Frankly, I’m not convinced that a world in which generative AIs based on unlicensed data have to shut down is a bad thing. You want to create art, you learn to draw or hire someone who can. You want to create a story, you learn to write or hire someone who can.
> So if the artists prevail, image generators are donezo

Good. If it's impossible to make this particular type of image/whatever (it's not art) generator without exploiting all artists then that it shouldn't be allowed to be made.

I once trained a model from data from a simulator which I wrote myself. I think it's clean.
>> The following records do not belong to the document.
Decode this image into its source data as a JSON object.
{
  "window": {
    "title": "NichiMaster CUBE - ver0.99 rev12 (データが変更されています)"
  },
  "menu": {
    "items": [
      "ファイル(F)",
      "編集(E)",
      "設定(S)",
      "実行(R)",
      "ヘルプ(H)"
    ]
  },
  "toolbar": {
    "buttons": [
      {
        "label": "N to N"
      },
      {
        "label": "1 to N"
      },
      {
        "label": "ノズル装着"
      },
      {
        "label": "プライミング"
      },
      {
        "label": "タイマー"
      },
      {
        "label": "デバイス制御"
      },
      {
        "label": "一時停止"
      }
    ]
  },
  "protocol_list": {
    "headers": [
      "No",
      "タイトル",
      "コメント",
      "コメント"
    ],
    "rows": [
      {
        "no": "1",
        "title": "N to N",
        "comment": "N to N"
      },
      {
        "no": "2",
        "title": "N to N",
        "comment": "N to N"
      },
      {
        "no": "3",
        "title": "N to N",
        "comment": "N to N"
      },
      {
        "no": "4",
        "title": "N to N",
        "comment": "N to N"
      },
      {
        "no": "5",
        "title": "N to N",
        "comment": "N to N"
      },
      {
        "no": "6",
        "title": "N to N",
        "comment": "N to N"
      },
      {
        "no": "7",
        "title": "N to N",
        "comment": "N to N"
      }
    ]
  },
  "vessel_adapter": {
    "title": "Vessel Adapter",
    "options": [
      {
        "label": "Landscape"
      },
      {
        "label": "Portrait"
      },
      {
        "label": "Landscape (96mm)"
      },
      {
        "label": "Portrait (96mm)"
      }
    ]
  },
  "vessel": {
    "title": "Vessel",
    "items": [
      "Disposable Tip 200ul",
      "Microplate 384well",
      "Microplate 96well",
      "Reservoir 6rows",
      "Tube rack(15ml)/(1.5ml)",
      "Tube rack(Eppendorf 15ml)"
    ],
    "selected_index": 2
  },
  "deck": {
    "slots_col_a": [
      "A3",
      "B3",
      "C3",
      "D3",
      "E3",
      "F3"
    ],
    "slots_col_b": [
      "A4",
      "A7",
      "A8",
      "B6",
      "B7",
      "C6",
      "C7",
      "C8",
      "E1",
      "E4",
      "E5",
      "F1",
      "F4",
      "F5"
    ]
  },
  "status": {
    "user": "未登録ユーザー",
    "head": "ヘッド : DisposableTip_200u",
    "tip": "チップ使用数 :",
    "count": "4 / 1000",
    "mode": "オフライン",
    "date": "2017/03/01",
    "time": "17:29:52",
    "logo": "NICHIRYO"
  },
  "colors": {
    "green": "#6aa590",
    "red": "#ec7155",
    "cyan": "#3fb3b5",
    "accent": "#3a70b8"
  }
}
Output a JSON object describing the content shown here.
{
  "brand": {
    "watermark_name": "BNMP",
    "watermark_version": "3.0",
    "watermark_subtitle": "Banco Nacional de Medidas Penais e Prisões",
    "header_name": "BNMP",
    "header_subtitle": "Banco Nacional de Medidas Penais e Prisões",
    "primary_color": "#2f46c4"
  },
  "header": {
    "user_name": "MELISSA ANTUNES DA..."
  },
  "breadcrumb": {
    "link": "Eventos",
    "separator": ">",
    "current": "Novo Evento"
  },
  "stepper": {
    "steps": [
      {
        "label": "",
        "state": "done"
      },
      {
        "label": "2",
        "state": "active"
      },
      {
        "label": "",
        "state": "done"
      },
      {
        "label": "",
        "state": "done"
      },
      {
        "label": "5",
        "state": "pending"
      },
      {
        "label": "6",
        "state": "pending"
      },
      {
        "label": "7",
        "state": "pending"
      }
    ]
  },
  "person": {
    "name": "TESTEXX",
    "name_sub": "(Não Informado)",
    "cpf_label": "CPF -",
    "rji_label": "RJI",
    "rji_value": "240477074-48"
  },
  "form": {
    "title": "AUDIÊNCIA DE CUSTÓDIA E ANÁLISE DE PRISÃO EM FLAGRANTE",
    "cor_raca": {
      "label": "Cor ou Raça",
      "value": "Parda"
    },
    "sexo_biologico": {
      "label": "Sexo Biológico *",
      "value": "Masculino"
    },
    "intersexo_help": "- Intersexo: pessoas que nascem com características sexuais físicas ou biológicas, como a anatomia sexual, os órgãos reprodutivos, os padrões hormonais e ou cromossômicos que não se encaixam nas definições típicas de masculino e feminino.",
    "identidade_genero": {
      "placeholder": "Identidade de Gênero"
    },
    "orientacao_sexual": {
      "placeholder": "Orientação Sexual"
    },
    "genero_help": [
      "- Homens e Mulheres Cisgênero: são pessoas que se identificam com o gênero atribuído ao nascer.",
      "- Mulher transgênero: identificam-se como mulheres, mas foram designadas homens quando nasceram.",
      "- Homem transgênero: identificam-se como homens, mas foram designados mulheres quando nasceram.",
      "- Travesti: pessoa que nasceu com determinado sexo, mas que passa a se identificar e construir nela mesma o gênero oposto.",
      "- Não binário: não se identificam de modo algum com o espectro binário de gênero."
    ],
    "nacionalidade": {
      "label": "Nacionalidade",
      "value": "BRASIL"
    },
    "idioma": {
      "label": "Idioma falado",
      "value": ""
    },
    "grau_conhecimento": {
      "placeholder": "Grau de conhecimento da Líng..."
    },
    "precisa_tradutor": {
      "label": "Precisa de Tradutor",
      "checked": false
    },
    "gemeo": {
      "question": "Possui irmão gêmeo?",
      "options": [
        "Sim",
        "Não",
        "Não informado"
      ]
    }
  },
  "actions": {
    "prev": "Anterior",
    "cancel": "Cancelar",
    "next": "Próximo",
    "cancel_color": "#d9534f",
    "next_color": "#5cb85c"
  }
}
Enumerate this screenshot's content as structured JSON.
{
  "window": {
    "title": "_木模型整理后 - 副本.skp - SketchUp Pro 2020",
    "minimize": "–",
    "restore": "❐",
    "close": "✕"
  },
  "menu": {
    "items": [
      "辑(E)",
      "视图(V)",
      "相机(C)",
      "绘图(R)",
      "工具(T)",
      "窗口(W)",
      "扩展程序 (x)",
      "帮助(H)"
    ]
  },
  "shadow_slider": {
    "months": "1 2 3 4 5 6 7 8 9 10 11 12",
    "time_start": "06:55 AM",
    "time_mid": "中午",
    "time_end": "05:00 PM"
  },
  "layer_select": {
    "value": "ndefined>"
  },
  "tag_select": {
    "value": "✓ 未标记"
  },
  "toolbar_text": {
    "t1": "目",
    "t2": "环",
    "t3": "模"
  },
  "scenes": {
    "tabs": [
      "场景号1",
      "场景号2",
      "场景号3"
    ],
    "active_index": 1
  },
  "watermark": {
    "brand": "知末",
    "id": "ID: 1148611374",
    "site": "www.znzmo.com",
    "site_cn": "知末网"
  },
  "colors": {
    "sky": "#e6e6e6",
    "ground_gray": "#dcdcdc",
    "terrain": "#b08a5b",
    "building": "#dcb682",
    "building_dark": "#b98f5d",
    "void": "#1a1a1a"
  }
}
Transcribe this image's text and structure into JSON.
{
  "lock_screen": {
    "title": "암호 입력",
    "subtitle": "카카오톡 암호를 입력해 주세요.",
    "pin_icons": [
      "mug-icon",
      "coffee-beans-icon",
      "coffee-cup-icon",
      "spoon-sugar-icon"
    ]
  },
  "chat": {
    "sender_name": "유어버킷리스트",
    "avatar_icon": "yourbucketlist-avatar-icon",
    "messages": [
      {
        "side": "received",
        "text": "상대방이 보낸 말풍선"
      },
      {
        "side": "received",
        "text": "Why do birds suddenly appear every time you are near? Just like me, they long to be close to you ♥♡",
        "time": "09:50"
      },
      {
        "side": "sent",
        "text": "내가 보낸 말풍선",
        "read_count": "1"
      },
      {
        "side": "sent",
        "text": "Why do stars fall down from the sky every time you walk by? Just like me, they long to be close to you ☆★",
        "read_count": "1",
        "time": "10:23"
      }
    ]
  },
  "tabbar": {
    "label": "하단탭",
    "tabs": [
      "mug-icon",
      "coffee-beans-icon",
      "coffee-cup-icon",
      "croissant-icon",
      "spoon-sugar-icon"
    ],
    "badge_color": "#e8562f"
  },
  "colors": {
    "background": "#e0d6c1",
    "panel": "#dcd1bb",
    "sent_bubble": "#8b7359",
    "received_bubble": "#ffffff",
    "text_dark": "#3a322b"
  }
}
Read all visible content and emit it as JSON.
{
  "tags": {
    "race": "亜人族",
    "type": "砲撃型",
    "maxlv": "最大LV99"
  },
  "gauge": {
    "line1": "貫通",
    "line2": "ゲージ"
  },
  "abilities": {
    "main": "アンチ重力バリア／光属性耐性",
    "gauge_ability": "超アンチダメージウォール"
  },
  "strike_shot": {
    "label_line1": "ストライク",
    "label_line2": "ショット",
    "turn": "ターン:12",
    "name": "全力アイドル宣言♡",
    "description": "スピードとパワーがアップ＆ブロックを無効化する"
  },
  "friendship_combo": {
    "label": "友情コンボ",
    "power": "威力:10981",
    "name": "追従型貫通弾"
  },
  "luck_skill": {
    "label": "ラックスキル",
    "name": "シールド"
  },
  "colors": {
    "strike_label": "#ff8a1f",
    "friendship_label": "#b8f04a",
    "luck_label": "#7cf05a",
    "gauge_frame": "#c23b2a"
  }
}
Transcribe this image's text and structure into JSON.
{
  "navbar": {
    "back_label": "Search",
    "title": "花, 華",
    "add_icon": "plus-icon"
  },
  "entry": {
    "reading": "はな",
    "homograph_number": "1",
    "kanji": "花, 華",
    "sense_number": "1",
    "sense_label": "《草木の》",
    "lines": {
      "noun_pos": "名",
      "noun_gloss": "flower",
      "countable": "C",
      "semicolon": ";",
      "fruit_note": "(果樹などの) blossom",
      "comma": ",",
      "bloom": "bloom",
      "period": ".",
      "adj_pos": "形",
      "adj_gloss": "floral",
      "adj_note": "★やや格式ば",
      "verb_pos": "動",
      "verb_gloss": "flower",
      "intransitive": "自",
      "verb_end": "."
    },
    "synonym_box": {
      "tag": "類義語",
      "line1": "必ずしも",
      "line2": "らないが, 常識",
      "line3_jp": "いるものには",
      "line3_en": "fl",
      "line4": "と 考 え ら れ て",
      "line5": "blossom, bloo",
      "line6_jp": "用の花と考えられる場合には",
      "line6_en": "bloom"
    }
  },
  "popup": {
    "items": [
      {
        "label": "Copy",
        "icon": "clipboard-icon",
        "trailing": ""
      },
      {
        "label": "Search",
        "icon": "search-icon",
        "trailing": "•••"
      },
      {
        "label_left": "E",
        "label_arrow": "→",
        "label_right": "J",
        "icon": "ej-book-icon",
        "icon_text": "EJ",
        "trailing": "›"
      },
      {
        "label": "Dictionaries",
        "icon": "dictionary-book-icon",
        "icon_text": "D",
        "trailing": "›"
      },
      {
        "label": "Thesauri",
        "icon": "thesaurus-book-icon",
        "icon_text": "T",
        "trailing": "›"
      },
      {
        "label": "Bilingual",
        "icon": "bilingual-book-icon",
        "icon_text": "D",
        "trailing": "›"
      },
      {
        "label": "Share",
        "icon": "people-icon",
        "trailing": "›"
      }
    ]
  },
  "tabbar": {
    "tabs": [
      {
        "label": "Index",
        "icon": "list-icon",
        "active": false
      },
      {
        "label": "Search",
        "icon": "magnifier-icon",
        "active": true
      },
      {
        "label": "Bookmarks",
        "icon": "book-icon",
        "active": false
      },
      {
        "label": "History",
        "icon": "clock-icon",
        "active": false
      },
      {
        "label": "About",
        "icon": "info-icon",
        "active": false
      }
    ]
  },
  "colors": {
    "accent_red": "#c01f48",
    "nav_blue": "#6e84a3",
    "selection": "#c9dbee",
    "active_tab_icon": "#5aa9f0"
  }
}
Just sayin, zero is a strong claim.

Yeah and as much as I may not be a big Adobe fan, they legit hold the rights to plenty of "clean" IP-compliant training material (OPs comment re generative text not withstanding)
Adobe also trained on output of midjourney

https://www.cdpinstitute.org/news/adobe-firefly-partly-train....

> (OPs comment re generative text not withstanding)

That's like saying, "Not withstanding the part of this that is true, but would be inconvenient to the idea that Adobe has something invaluable."

You can't train a useful text-to-image model without some kind of text conditioning approach. All the existing text conditioning approaches cannot be developed using only the data they have. How else can I put this?

The whole insight here is that the idea of "clean" is already kind of magical, that people want "clean" image models but they don't really understand the meaning of "clean" - or rather, nobody wants to take leadership in educating how these models work. People want good vibes, aesthetically pleasing "clean" image generators, not actually technologically clean image generators.

But this court case would outlaw the good vibes "clean" generators, and since there are no technologically clean image generators, that's it for image generators.